With NAIDOC Week 2017 fast approaching, many communities are planning events to celebrate the history, culture and achievements of Aboriginal and Torres Strait Islander peoples.

Children from Goodstart Dapto are busy preparing for their performance at the local Koonawarra Community Centre on 6 July, where they have been invited to sing a song.

The NAIDOC Week celebrations will also include a welcome by a local elder, a smoking ceremony, native language songs, a Didgeridoo performance and a performance by the Illawarra Flame Tree Dancers, a barbeque, art workshop, and a range of other activities and games for children.

Goodstart assistant director Nicky Jefferson said the centre was very proud and fortunate that two of their educators identify as being Aboriginal.

“Tegan, an educator in our preschool room, is from the Bidhawal Nation, and Rebecca, an educator from our preschool rooms, is from the Yuin Nation. Both nations are south of us, further down the coast and we are on Dharawal land,” Ms Jefferson said.

“Children will be singing the kookaburra song on the day and we have already started practicing. They are all so excited about giving a performance in front of a big audience, it will be a very special experience for them to be part of such a unique celebration.

“Every year Goodstart looks forward to celebrating NAIDOC Week, it’s an important part of our cultural program at the centre,” she said.

Leading up the event, children will also be making some kookaburra masks using traditional ochre paint, which is a crumbly to hard rock that was one of the most important painting materials used traditionally by Aboriginal people. Paints are made by grinding the source rock to a powder and then mixing it with water.

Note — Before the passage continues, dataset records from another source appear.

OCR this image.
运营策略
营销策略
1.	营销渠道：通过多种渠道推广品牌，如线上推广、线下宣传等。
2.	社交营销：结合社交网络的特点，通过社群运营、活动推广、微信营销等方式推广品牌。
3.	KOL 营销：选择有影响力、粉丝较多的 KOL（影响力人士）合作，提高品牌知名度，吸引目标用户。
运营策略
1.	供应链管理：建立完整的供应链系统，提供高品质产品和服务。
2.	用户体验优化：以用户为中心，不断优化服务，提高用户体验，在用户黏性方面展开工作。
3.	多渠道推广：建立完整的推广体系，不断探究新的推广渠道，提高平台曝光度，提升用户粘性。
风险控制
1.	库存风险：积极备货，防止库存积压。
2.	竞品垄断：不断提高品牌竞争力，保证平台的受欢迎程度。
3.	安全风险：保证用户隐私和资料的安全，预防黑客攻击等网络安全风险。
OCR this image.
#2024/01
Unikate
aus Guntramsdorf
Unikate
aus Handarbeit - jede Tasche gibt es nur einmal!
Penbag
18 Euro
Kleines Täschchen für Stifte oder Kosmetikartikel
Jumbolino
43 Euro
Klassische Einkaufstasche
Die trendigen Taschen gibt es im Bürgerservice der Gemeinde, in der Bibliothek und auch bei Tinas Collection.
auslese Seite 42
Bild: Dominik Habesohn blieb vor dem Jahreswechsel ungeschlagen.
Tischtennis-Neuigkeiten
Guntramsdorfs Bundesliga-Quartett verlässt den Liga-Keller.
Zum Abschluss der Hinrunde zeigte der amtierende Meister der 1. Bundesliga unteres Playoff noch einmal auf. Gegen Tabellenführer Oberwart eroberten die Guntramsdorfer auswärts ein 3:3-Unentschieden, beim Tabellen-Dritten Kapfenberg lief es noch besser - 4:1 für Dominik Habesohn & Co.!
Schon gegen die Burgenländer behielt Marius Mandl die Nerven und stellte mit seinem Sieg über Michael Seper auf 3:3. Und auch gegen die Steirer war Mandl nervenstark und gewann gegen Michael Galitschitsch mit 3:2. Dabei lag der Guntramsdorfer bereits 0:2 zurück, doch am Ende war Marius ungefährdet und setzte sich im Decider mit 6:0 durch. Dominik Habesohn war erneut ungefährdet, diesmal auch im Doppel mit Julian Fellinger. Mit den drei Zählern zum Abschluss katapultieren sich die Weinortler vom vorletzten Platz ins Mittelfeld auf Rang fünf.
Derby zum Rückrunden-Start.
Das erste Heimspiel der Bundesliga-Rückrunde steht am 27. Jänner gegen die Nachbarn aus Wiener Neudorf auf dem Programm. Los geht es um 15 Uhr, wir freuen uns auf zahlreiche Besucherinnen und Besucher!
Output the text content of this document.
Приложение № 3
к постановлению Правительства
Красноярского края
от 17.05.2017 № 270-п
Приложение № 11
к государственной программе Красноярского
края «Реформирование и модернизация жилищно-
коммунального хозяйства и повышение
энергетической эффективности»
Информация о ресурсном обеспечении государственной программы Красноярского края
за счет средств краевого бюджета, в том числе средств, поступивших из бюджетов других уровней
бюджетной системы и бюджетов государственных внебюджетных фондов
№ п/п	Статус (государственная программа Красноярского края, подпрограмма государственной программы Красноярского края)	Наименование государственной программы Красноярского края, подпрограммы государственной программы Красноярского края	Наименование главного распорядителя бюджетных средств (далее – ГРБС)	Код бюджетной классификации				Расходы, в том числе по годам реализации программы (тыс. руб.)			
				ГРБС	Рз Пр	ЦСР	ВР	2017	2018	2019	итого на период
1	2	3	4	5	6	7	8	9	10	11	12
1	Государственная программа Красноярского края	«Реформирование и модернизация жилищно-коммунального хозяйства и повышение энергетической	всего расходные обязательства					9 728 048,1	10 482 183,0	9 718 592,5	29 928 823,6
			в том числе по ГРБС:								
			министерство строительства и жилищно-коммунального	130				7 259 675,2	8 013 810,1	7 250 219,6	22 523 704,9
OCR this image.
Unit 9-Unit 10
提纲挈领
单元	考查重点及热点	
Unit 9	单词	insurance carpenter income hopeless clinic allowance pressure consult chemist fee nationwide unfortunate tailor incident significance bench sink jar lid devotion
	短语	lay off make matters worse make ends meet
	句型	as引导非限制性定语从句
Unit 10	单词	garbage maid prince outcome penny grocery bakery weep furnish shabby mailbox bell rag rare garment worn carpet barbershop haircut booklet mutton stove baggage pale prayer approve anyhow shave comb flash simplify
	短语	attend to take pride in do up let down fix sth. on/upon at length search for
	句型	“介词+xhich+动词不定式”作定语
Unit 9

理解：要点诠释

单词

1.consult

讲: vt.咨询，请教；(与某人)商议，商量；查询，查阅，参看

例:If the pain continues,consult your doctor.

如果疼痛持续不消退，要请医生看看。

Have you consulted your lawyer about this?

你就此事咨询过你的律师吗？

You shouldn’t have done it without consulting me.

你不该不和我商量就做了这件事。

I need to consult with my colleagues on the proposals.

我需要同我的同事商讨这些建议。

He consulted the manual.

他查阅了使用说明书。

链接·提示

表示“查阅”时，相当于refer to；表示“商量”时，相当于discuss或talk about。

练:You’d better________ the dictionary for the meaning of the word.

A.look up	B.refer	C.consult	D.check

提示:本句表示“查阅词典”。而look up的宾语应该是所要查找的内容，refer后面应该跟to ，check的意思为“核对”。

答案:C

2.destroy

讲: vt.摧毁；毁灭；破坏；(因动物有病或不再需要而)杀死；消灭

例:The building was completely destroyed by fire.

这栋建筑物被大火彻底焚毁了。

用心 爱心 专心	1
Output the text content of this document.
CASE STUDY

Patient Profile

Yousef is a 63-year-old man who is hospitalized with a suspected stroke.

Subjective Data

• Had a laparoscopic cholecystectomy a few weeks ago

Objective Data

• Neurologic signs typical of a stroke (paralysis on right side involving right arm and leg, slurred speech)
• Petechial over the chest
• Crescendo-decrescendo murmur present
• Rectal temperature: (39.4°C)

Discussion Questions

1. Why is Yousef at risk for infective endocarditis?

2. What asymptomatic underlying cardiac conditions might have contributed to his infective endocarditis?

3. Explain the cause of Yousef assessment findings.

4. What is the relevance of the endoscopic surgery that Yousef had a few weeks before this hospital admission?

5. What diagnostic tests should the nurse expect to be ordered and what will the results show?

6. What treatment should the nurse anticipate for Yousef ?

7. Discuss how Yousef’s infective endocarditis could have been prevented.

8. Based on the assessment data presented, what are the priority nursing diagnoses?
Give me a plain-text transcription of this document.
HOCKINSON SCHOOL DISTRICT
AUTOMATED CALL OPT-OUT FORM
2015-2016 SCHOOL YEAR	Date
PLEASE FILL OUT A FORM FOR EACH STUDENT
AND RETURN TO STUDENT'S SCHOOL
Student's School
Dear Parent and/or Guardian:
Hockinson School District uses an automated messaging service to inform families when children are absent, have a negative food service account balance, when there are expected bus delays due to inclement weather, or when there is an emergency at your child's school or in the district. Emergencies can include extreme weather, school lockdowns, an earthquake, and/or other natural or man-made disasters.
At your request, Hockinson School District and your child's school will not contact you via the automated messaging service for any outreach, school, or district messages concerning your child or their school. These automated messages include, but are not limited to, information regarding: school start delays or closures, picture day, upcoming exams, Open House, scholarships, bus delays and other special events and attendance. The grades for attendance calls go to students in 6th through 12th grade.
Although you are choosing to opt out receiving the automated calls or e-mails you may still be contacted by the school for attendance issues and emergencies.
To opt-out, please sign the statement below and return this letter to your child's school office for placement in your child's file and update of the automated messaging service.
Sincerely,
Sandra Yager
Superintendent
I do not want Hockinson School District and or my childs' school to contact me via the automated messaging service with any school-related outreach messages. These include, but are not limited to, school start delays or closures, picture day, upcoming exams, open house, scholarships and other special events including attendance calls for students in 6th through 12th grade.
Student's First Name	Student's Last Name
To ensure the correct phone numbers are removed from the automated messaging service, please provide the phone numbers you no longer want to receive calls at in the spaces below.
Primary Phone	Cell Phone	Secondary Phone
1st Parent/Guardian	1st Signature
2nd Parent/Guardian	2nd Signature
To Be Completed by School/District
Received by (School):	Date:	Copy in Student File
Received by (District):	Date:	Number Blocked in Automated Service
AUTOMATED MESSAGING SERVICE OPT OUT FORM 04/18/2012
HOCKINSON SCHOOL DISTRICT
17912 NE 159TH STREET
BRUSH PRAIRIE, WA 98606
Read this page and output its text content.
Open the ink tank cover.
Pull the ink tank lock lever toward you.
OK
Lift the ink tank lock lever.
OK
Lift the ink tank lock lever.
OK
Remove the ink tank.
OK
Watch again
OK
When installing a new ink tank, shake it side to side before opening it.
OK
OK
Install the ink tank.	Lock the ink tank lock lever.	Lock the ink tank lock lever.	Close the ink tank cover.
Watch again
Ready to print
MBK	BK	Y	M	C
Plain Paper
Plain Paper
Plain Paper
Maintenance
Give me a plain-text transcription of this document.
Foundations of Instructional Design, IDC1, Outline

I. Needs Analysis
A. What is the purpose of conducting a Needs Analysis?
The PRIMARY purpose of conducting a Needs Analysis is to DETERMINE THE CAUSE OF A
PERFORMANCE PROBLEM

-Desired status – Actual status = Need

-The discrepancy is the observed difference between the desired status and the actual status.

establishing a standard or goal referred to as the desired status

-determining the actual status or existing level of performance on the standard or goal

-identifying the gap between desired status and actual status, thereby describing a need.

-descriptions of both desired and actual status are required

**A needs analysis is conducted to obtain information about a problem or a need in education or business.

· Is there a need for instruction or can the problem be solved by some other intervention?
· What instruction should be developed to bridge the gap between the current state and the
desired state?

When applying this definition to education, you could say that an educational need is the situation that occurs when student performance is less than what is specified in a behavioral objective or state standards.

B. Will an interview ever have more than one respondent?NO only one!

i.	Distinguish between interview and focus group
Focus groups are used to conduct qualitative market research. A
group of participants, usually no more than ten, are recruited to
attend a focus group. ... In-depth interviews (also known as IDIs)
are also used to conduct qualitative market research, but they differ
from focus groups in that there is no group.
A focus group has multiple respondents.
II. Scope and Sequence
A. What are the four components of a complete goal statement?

The NAIDOC Week 2017 theme aims to celebrate the essential role that Indigenous languages play in both cultural identity, linking people to their land and water, and in the transmission of Aboriginal and Torres Strait Islander history, spirituality and rites, through story and song.


The Kookaburra Song

By Aunty Joan Cooper from the Dharag nation, and Aunty Dawn Collins from the Gundungurra nation.

"Kunji unji unji
Kookaburra baimi
Kunji unji uniji unji uniji unji
Kunji unji uniji unji uniji unji"

Which translates to:
Kookaburra siting in the tree, looking down at us.
Kookaburra thinks we are funny and is laughing his head off.